Bart De Wever hat sich verzockt
Einige Zeitungen bringen heute Interviews mit dem N-VA-Vorsitzenden Bart De Wever. Seine Partei wird ja wohl in die Opposition verbannt. In Gazet van Antwerpen teilt er gleich wieder aus: "Magnette sucht sich immer einen Flamen, der für ihn die Drecksarbeit macht", sagt De Wever. In Het Nieuwsblad gibt er sich dagegen selbstkritisch: "Ich hätte nie sagen dürfen, dass ich das Amt des Premierministers anstrebe", sagt De Wever. Das Fazit von De Standaard: "Die Oppositionskur zwingt die N-VA zu einem Erneuerungsprozess".
Bart De Wever hat sich verzockt, analysiert Gazet van Antwerpen in ihrem Leitartikel. Der N-VA-Chef hat Fehler gemacht. Der größte davon, das ist wohl die Tatsache, dass er über die Jahre fast alle potenziellen Partner verprellt hat. Fast alle hat er sie aufs Korn genommen, gedemütigt, verteufelt. Da muss man sich nicht wundern, wenn am Ende alle Brücken abgebrochen sind.

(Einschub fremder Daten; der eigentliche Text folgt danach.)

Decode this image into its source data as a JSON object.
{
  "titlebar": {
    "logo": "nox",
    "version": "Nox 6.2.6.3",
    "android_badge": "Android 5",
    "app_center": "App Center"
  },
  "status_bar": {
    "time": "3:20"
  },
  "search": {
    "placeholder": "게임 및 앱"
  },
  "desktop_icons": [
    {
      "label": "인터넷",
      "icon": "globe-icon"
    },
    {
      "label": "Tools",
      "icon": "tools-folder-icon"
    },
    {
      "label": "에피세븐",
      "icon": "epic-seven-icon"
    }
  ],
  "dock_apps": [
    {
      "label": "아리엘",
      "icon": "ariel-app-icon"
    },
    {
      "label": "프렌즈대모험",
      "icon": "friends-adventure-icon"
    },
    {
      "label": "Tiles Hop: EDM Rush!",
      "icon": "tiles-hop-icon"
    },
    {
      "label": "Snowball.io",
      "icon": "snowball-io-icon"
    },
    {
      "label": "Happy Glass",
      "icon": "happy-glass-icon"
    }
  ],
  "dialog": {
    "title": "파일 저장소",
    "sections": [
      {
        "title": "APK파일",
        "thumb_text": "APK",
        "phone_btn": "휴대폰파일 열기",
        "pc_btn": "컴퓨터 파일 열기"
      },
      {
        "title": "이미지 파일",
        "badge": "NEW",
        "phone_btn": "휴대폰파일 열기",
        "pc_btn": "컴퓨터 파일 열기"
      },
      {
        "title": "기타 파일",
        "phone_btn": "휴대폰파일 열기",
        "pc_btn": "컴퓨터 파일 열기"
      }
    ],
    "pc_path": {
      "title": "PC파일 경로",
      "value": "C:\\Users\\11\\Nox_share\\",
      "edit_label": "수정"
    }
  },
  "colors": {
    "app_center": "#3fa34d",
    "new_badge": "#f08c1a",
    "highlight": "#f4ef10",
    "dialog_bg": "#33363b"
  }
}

De Wever scheint aber diesen Weg fortsetzen zu wollen, so das Gefühl von Het Nieuwsblad. De Wever will offensichtlich eine knallharte Oppositionspolitik fahren. Unter anderem will er auch Druck machen in Richtung einer Änderung des Wahlgesetzes. Ihm schwebt ein Mehrheitswahlsystem nach angelsächsischem Vorbild vor. Das würde die Regierungsbildung erleichtern, glaubt De Wever. Er vergisst dabei, dass das nicht reichen wird, um das Vertrauen der Bürger wiederzugewinnen. Es waren schließlich er und seine Kollegen, die diesen Scherbenhaufen verursacht haben. Die Parteipräsidenten dieses Landes unterschätzen, wie sehr sich die Bürger von ihnen abgewandt haben. Am Montag bekommt der König den Namen des möglichen künftigen Premiers unterbreitet. Auf ihn wartet viel Arbeit, um das Vertrauen zurückzugewinnen.